Fixing pump suction head problems can cost a lot, as a recent experience illustrates. In this case, a site added a new unit to compress gas for sending via pipeline to a client. The specification stated the inlet gas would be liquid free. The initial assumption was that a small amount of liquid condensation would occur in the compressor inter-stage coolers. Inter-stage knockout drums would remove the condensate.
After startup, the knockout drums filled rapidly. The liquid rate exceeded the system’s handling capacity. Temporary measures included pumping the liquid into trucks for handling. The liquid pumps suffered short lives and high failure rates. The situation clearly was both unsatisfactory and unsustainable.
Lack of understanding composition variability in the feed gas to the compressors caused this problem. The gas came from multiple sources that each had highly variable compositions. About the only stable factor was the absence of free liquid. Sometimes, very little of the gas would condense in the inter-stages while, other times, large quantities condensed.
Investigation showed that composition variability was inherent in the system and wouldn’t change. Control systems move variability from where it has a large effect to where the effect is smaller. Here, all the variability ends up in that gas stream. This is the best option for the plant as a whole but poses a problem the engineers handling the gas stream must solve.
The ultimate solution involved a new knockout drum and a new liquid pump. Nothing else would work. Getting the liquid to where it was useful required high pressure, over 1,000 psig. The engineers chose a reciprocating pump.
Reciprocating pump suction head requirements include head necessary to prevent cavitation from acceleration of the inlet fluid as well as to overcome inlet valve losses for the pump. Here, the best option to get sufficient head called for elevating the vessel 30 ft. While feasible, this arrangement looked “odd” to the project manager — whose preferred solution was to use a low net-positive-suction-head-required (NPSHR) centrifugal pump as a booster to feed the reciprocating pump.
Typically, purchase and installation only account for 20–25% of a pump’s lifecycle cost (which also includes both energy and maintenance expenses) over 20 years. In comparison, for a simple separator vessel, the 20-yr lifecycle cost generally splits closer to 75% capital and 25% maintenance.

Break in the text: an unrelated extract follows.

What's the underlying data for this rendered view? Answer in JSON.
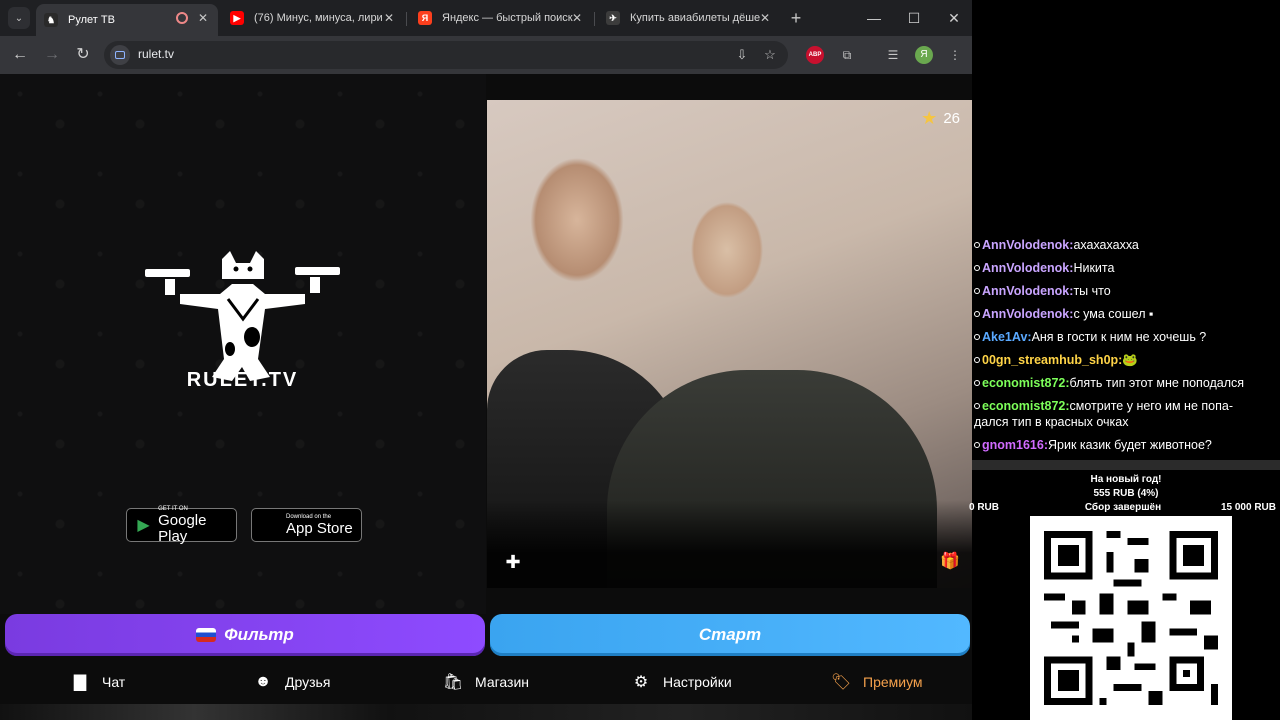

Table 1 compares the costs of the two options. The installation cost is based on a fully engineered design and a ±10% cost estimate. The lifecycle costs are based on experience and rules-of-thumb for the equipment involved.
The elevated vessel boasts both lower capital and lifecycle costs. It’s the clear choice unless there’s an overwhelming reason for having a booster pump. The higher vessel also offers a safety benefit —elevating the vessel above 25 ft removes it from the standard pool-fire zone.
You can elevate a vertical vessel with a tall skirt or by installing it on a platform. A skirt is less expensive for most vessels but creates a confined space under the skirt. (A horizontal vessel usually doesn’t use a skirt, and so rarely results in a confined space.) Opting for a platform often simplifies maintenance and access.
Elevating the vessel makes it more obvious and easier to see over the plant fence-line. This may cause community relations issues. In this case, that wasn’t a concern.
A larger vessel, for example a storage tank, can change results. So, you must examine each case individually. However, unless you face constraints in modifying an existing plant, using booster pumps to solve NPSH problems often is an expensive choice.